Since this is a democracy, families in Maryland went to their state legislators and they got some results.  Effective October 1, 2021, IEP’s in Maryland must include a learning continuity plan that would be implemented when emergency conditions exist that require the closing of schools, for a period of ten days or longer.  The continuity of learning plan ensures that IEP services are provided to the child despite the emergency conditions.  The continuity of leaning plan would kick in if schools were closed and school districts were providing some form of instruction to other students.  Yes, this addition to the IEP requirements is extra work.  But it will also make sure that when districts are planning for plain students, the children with special needs are not an after-thought that will be patched into the system later.  

It is very sad that it has taken an act of a state legislature to ensure that school districts remember they have children with special needs who have had a right to an individually designed program for almost 50 years!   That hasn’t changed no matter what else has.

Sunday, August 1, 2021

Is my kid a little Pinocchio?

 My kid’s a little Pinocchio?

 

When did my child become a little Pinocchio?   And why does it seem worse during the pandemic?  There are multiple reasons that children do not tell the truth even when it is abundantly obvious that they will get caught.

From obvious events, as "I just saw you eat that last cookie why are you denying it" to not so obvious events as your teacher has reported you didn’t do your homework.

Although the pandemic has changed the kind of lies kids are telling, take heart, it is not increasing the frequency.  It is developmentally normal among tweens and teens.  Two development happenings lead to more lack of truth telling.  Tween and teen time is a time for a lot of brain growth so areas of the brain that might control impulsivity and inhibition are just beginning to take form.  At the same time, this is a period when kids are developing a sense of self and of independence.  This is why the peer group begins to have a great deal more influence than the family.  Early adolescence is a time why lying reaches its peak.  Then typically children begin to develop a moral sense and get that it is wrong.

Kids lie to avoid punishment, “I didn’t watch that video on YouTube”.  They learn to spare people’s feelings by saying they loved a gift that they really didn’t.  They will also lie if they feel rules are unfair, they will tell you what you want to hear about when they went to bed because they wanted to play that video game again, and again.

Begin to be concerned if a child’s lying becomes frequent about areas that involve more significant events such as, whether a child completed school assignments or telling parents where they are going.  If a child says he/she is going one place but actually is going to another one, that can raise safety issues for the child.  Lying can also damage the parent child relationship when parents cross examine the child- “Are you really telling the truth?.  

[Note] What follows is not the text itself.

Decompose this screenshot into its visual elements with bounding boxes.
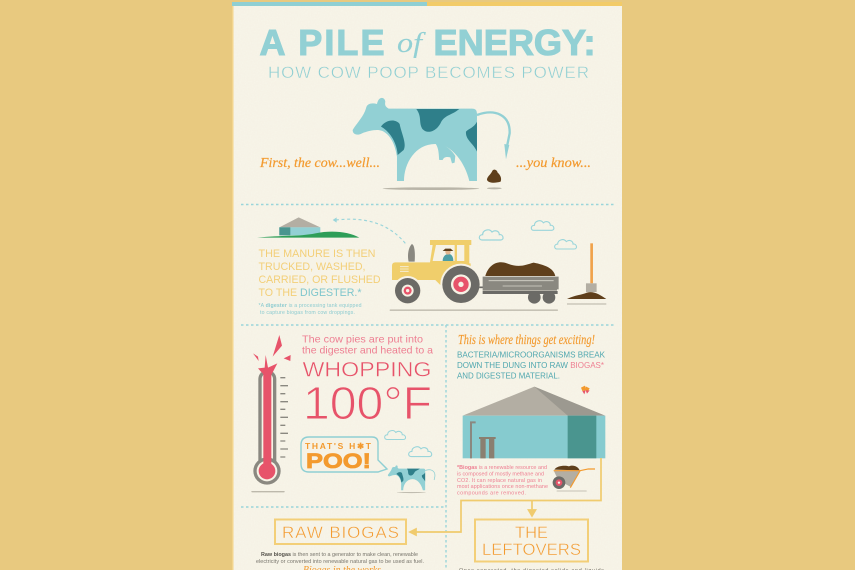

It is important to avoid cornering kids so they understand that parents need to know for the child’s safety not because they are trying to limit the child’s freedom.  Parents (and teachers) need to have rational conversations with kids explaining why the child is uncomfortable and why the adult needs the information.  Is the child lying to get out from under the pressure they feel to do well in school, fit in with peers, or because they are feeling anxious in the situation.  Don’t use the “L” word because that is emotionally charged for the child and feels hurtful.  Explain why being able to trust a child’s honesty is in the best interests of the child, not a way to enforce parental control.  Trust and honesty are  two-way streets.  Parents need to spend individual time with a child to show that they care about the child’s interests and that conversations do not only occur when the child is in trouble for doing something wrong.  Parents also need to understand that if their kids are honest most of the time with them, they have done a good job.  As they grow into adults there are going to be times in their lives when being a little Pinocchio is a good thing, just keep an eye on the length of the nose.